I agree OP. I won't travel at Christmas, but I do invite my family over and did invite my ILs every year when they were alive (DH is an only child).
I think some people don't care or feel responsible for other people's happiness, so long as they get to do what they want.

SerenDippitty · 17/12/2019 10:18

We always had my ILs to stay and my mum/sibling (now have family of their own) round every Christmas. It used to get on my nerves - I yearned for a Christmas alone with DH. DH is an only and his parents would have been incredibly hurt not to spend Christmas with him. They would certainly not have been happy to spend it alone together!

brassbrass · 17/12/2019 10:20

You sound like a sanctimonious martyr and a jealous and resentful one at that.

What your SIL wants to do is her business. You have no right to judge. There is no social obligation. Family gatherings only work if everyone is happy to attend and participate. Extend and accept invitations because you genuinely want to spend time with them.

If someone is forced to do it out of duty or obligation then it's a farce of martyrs and dysfunctional.
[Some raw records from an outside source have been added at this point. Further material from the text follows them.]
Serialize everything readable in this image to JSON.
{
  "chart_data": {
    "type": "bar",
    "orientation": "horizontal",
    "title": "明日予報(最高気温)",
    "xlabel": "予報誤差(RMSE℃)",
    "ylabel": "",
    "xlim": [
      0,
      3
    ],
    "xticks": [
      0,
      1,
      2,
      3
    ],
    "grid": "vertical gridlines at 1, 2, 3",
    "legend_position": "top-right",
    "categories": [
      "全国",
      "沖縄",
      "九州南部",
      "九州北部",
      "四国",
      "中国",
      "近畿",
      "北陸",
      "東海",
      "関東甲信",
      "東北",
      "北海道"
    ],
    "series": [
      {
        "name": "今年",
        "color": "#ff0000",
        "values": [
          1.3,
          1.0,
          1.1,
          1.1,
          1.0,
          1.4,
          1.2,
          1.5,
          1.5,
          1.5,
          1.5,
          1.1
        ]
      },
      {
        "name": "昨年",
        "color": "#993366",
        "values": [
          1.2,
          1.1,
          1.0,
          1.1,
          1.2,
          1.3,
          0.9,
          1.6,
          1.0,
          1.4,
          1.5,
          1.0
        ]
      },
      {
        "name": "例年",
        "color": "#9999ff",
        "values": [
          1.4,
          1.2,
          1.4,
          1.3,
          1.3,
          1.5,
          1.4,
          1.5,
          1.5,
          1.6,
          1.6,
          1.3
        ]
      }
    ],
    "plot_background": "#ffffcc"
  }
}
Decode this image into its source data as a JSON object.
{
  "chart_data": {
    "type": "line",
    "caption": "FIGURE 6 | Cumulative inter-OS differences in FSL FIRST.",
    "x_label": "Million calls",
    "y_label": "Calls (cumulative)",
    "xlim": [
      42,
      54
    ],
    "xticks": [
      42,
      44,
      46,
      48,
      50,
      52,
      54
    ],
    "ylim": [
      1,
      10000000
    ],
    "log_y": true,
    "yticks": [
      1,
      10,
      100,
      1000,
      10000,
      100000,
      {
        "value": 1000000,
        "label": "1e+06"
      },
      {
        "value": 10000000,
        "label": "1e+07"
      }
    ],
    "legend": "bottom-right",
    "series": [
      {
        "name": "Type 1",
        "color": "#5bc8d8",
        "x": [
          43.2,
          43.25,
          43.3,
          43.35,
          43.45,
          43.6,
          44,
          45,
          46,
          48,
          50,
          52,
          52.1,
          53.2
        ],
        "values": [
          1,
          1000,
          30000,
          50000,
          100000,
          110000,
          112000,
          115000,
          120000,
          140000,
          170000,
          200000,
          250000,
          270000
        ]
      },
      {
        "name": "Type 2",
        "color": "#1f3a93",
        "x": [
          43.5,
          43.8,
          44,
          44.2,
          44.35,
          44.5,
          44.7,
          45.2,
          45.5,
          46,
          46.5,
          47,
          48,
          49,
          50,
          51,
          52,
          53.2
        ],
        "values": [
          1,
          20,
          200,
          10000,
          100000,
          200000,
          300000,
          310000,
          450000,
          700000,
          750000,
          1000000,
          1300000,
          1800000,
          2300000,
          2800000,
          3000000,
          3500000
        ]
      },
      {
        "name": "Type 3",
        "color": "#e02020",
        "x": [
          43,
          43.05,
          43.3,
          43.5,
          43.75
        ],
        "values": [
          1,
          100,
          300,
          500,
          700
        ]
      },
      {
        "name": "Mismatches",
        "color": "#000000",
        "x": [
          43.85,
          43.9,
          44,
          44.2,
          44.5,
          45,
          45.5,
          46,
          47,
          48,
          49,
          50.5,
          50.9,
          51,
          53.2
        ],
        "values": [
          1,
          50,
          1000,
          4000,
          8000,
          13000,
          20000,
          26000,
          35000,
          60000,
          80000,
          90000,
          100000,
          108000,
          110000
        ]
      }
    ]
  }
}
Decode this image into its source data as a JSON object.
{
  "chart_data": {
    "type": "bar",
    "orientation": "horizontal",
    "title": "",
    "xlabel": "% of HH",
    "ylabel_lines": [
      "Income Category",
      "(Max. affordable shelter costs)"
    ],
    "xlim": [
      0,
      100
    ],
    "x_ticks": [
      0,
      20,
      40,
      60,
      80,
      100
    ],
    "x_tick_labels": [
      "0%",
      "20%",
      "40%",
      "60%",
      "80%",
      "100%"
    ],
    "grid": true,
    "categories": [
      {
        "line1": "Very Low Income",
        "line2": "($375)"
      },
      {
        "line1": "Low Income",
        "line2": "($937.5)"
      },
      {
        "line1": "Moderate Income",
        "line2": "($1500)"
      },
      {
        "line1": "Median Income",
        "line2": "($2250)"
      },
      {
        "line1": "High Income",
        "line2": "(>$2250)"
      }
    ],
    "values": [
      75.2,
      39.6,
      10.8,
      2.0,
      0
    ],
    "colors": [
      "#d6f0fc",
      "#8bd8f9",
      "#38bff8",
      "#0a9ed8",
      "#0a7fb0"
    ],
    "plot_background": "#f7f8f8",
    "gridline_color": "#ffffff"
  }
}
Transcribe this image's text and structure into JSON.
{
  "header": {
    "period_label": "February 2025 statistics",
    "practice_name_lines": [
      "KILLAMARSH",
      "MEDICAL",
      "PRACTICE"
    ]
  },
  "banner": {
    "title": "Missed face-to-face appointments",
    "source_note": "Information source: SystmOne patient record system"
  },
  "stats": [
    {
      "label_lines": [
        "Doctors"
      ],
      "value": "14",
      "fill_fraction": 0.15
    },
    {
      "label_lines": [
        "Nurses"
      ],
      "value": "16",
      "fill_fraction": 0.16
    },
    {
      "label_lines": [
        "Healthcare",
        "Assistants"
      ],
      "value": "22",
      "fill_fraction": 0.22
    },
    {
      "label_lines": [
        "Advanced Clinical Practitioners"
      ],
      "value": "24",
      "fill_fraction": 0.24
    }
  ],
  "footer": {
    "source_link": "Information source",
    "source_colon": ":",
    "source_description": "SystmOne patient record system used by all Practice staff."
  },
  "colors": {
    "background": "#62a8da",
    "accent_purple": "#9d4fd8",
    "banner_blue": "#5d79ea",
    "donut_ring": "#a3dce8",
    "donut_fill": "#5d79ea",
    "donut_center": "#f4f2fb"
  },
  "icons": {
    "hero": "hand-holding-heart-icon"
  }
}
GreenFingersWouldBeHandy · 17/12/2019 10:22

I wouldn't have them on their own

But they are not on their own; they have each other?

In terms of social obligation

Sorry, but that is a made-up pressure entirely of your own making.

I don't 'do' Christmas. I think it's crass, totally over-commercialised and most people seem to have lost sight of the fact it's supposed to be a religious holiday, not full of plastic tat and turkey and brussel sprouts.

It's also a time of multiple painful memories and anniversaries for me personally.

However, I appreciate that not everyone else feels like this, so I let them get on with it and tie themselves in knots about having the 'perfect' family Christmas.

As long as you're kind to the people in your life, just get on and do whatever you want to do. But don't expect everyone else to feel the same.

steppemum · 17/12/2019 10:23

I agree with you OP.
My parents are still pretty active, and late 70s. I have 2 brothers. They do not expect anyone to host them, and actually still host themselves every so often, but they would be very upset to be left out from all of our Christmases. For our family, Christmas has always been a day for family together. To leave one part of the family on their own (unless that was what they wanted) is selfish.

MorrisZapp · 17/12/2019 10:23

Agree. What you say is completely self evident.